The Standing Committee of the Guangdong Provincial People's Congress released a draft in September to solicit public opinions on energy saving. The draft, which is still online, stipulates that battery and energy-efficient bulb producers, sellers and importers would need to collect the waste products throughout the province. A fine of up to 50,000 yuan could be issued if they refuse.
Meanwhile, some private enterprises have begun to take action. Shanghai-based energy-efficient bulb company Opple established recovery boxes for wasted bulbs in 17 communities across the city in November 2011, news portal xinmin.cn reported.
In Deqing county, Zhejiang Province, volunteers gave bulb owners 0.5 yuan for each of the energy-efficient bulbs collected, the Changchun Evening News reported on October 31.
Song Zhiliang said he usually smashes the bulbs he collects to reduce the amount of heavy metal before delivering them to toxic garbage disposal plants.
"One individual's strength is limited. I hope the government provides more support for this," Song said.

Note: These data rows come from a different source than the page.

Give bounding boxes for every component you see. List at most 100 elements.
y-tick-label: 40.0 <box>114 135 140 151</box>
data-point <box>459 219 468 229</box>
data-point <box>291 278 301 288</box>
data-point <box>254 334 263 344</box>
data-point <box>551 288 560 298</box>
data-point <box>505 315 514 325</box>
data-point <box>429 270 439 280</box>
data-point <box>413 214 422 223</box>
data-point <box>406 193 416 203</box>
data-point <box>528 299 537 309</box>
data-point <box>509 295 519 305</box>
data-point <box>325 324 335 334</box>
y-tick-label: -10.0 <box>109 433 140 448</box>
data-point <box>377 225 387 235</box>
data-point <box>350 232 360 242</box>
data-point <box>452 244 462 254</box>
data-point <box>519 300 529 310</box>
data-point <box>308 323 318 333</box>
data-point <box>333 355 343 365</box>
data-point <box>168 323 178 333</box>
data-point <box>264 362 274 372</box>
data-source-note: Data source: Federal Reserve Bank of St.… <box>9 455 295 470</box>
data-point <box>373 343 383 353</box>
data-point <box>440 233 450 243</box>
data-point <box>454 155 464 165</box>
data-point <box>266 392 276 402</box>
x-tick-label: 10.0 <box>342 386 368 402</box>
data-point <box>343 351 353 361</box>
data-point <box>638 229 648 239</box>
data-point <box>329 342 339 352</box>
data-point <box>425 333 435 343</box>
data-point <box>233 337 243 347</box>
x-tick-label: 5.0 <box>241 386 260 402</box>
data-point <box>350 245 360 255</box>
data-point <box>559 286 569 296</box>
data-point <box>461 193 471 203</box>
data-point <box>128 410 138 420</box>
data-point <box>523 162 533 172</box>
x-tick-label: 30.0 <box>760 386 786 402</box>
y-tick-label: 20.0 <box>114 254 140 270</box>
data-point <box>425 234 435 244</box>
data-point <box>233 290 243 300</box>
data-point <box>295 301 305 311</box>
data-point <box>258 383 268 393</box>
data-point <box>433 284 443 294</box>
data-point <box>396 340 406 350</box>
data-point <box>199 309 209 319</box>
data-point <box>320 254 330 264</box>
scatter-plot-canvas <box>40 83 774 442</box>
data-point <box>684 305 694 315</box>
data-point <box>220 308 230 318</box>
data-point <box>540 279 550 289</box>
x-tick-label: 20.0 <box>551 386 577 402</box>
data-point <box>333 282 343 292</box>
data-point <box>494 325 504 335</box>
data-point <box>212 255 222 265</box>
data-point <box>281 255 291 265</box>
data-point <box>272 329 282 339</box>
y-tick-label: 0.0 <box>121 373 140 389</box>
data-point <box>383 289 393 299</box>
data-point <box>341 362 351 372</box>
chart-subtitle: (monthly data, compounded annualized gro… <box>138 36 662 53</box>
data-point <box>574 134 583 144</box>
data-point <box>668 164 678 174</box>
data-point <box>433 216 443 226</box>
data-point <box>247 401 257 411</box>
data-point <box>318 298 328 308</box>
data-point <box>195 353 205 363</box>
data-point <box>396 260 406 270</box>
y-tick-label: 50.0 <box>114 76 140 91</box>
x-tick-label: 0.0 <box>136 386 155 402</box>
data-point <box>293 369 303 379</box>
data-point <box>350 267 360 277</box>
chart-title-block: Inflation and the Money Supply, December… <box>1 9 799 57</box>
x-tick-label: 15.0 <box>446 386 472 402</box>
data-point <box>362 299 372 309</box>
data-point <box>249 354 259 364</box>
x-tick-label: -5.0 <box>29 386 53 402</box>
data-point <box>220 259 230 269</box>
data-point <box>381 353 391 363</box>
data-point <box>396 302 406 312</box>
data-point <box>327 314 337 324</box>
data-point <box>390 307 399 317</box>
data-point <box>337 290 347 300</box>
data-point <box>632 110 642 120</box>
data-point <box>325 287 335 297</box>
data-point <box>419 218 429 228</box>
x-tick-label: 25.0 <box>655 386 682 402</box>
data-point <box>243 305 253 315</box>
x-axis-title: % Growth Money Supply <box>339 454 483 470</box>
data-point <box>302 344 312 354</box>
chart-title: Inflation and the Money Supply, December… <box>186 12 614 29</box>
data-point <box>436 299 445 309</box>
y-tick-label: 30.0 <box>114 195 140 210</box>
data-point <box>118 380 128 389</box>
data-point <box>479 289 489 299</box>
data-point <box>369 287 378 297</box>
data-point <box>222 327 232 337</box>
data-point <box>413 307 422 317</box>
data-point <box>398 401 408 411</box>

Just as the first batch of light bulbs is reaching the end of its service life, local government officials are looking to expand the program further.
Since November, cities including Dalian in Liaoning Province, Pingdingshan in Henan Province and Jingjiang in Jiangsu Province, have moved quickly to provide another round of subsidies for the purchase of such bulbs.
The annual consumption on these energy-saving lamps will surpass 1 billion in the near future, the Economic Information Daily reported on October 29.
A map to the problem
The Ministry of Finance and the National Development and Reform Commission (NDRC) issued a notice in December 2007, which said subsidies would be offered to residents, companies and organizations that purchased energy-efficient bulbs.
The subsidy halved the energy-efficient bulb's price for individual consumers, and a discount of 30 percent was given to companies and organizations that bought in bulk via a tendering process.
Shortly after these measures, the NDRC listed the bulb as an item containing dangerous waste in 2008.
The central government then ruled that imports and sales of 100-watt-and-higher incandescent light bulbs would be banned as of October 1, 2012, as part of a national plan to save electricity and ban all incandescent bulbs of 15 watts or above from October 2016.
"The power used for illumination accounts for 13 percent of the country's total electricity consumption," a manager of ghg-manage.com, a website on carbon reduction, told the China Economic Herald, adding that if all 1.4 billion incandescent bulbs used now are replaced with energy-efficient ones, the country could save 48 billion kilowatt-hours of electricity per year, or a reduction of 480 million tons of carbon dioxide.